Whatever things causes you to feel the love that’s caring, affectionate, and warm towards the person special to you, remember it.

Do that just before you look at them today. Do that just before you give them whatever card or gift you have for them. Do that just before you take them out to dinner or to bed if you plan that or do it.

It helps long term relationships to remember to do this a few times most weeks too.

Affectionate love and sex both rely on touch. So, when the person who is special to you is in a good mood or even better, you both are, a touch can really help.

What if your Valentine is someone you have been with long enough the new, “thrill,” part is gone or at least less intense – or the pressures of the day or this time in your life are a bit much?

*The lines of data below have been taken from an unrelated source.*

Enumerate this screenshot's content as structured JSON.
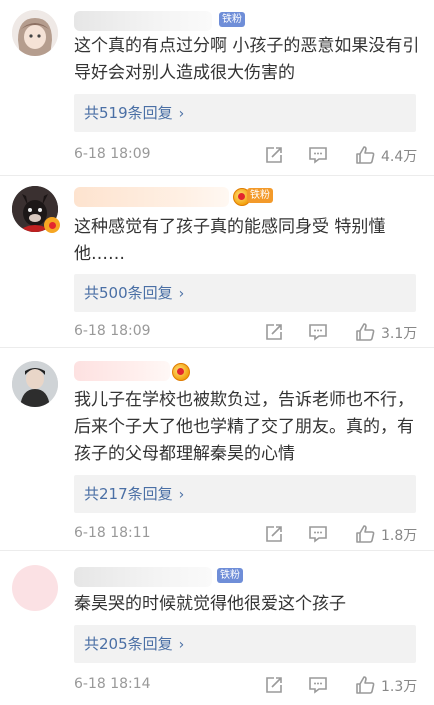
{
  "comments": [
    {
      "badge": "铁粉",
      "text": "这个真的有点过分啊 小孩子的恶意如果没有引导好会对别人造成很大伤害的",
      "replies": "共519条回复",
      "time": "6-18 18:09",
      "likes": "4.4万"
    },
    {
      "badge": "铁粉",
      "text": "这种感觉有了孩子真的能感同身受 特别懂他……",
      "replies": "共500条回复",
      "time": "6-18 18:09",
      "likes": "3.1万"
    },
    {
      "text": "我儿子在学校也被欺负过，告诉老师也不行，后来个子大了他也学精了交了朋友。真的，有孩子的父母都理解秦昊的心情",
      "replies": "共217条回复",
      "time": "6-18 18:11",
      "likes": "1.8万"
    },
    {
      "badge": "铁粉",
      "text": "秦昊哭的时候就觉得他很爱这个孩子",
      "replies": "共205条回复",
      "time": "6-18 18:14",
      "likes": "1.3万"
    }
  ],
  "icons": {
    "reply_chevron": "chevron-right-icon",
    "share": "share-icon",
    "comment": "comment-icon",
    "like": "thumbs-up-icon"
  },
  "colors": {
    "link": "#4a6fa5",
    "badge": "#6f8ed8",
    "badge_gold": "#f39a2a",
    "muted": "#999999"
  }
}
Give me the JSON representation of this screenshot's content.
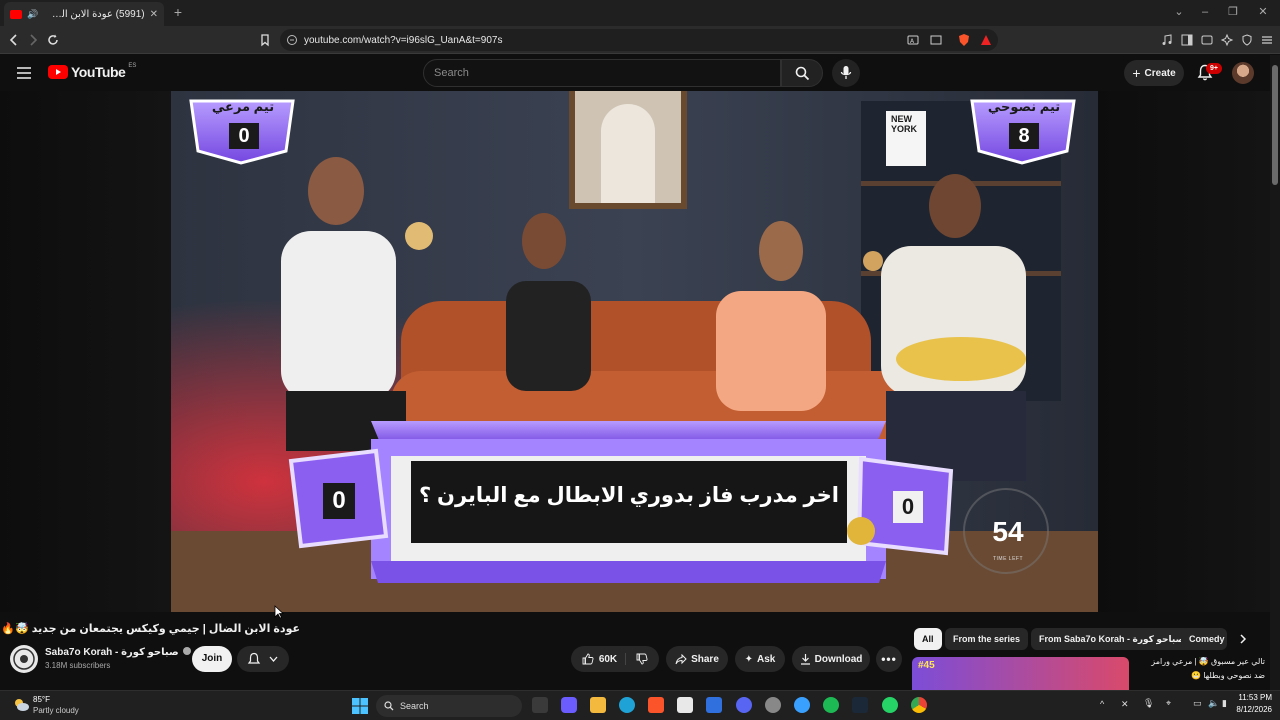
{
  "browser": {
    "tab_title": "(5991) عودة الابن الضال | جيم...",
    "url": "youtube.com/watch?v=i96slG_UanA&t=907s"
  },
  "header": {
    "logo_text": "YouTube",
    "country_code": "ES",
    "search_placeholder": "Search",
    "create_label": "Create",
    "notifications_count": "9+"
  },
  "video": {
    "team_left_name": "تيم مرعي",
    "team_left_score": "0",
    "team_right_name": "تيم نصوحي",
    "team_right_score": "8",
    "question_text": "اخر مدرب فاز بدوري الابطال مع البايرن ؟",
    "left_box_score": "0",
    "right_box_score": "0",
    "timer_value": "54",
    "timer_label": "TIME LEFT",
    "shelf_sign": "NEW YORK"
  },
  "watch": {
    "title": "عودة الابن الضال | جيمي وكيكس يجتمعان من جديد 🤯🔥🔥",
    "channel_name": "Saba7o Korah - صباحو كورة",
    "subscribers": "3.18M subscribers",
    "join_label": "Join",
    "likes": "60K",
    "share_label": "Share",
    "ask_label": "Ask",
    "download_label": "Download"
  },
  "chips": [
    "All",
    "From the series",
    "From Saba7o Korah - صباحو كورة",
    "Comedy"
  ],
  "recommendation": {
    "title": "تالي عير مسبوق 🤯 | مرعي ورامز",
    "subtitle": "ضد نصوحي وبطلها 😬",
    "thumb_badge": "#45"
  },
  "taskbar": {
    "weather_temp": "85°F",
    "weather_desc": "Partly cloudy",
    "search_label": "Search",
    "time": "11:53 PM",
    "date": "8/12/2026"
  },
  "colors": {
    "youtube_red": "#ff0000",
    "quiz_purple": "#8a5cf0",
    "quiz_dark": "#1a1a1a"
  }
}
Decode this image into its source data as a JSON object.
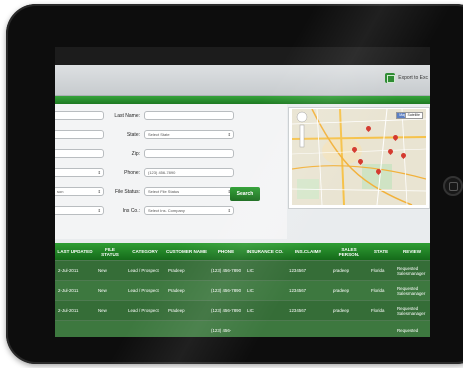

Then something that people do who stay together can help you. You know this person well enough there are things they are good at – including things they are better at that you are many times.

Take a few seconds and remember those things. Think about why you are happy this person with those strengths is in your life and you are pleased they are.

This can be really helpful and is often very helpful if they are grouchy or have been under stress and a bit hard to be around.

Whether or not your relationship is new or decades old, the better you yourself feel and the more you match your behavior to theirs, the better your day will go.

So, remember reasons why you are doing well or areas where you are even if many areas are not. Remember things in the past you are still thankful for and things in your present you are happy with.

Be quickly and gently responsive to your valentine. And, do it in a warm manner with a happy feeling in your heart.

Granted this is far easier sometimes than others, but the better you can do it, the better things will go.

Lastly, if you are a man and your valentine is a woman and you want to have your relationship continue, do these two things to the very best of your ability.

Pay close and detailed attention to what she asks you to do. Then do it as soon and as well as you can manage. That is sometimes more than a bit challenging to do, BUT the better you do it and the more reliably you do, the longer you will be together and the more she will credit you with caring about her. (There are many things that good relationships share at least in part. But studies actually found this one is essential.)

The second one is where you are doing something for her that you think she will like but are not totally sure. Simply check with her. Say "I think you’d like" and say what you think she might like. Then say, "Is that right?" Or "Is that what you’d like?"

That way if it’s something you’d like in her place and she wants something else or she does like it but wants something else more or wants that thing but at another time instead, you know how to proceed without messing up!

Best of luck to you in your efforts today!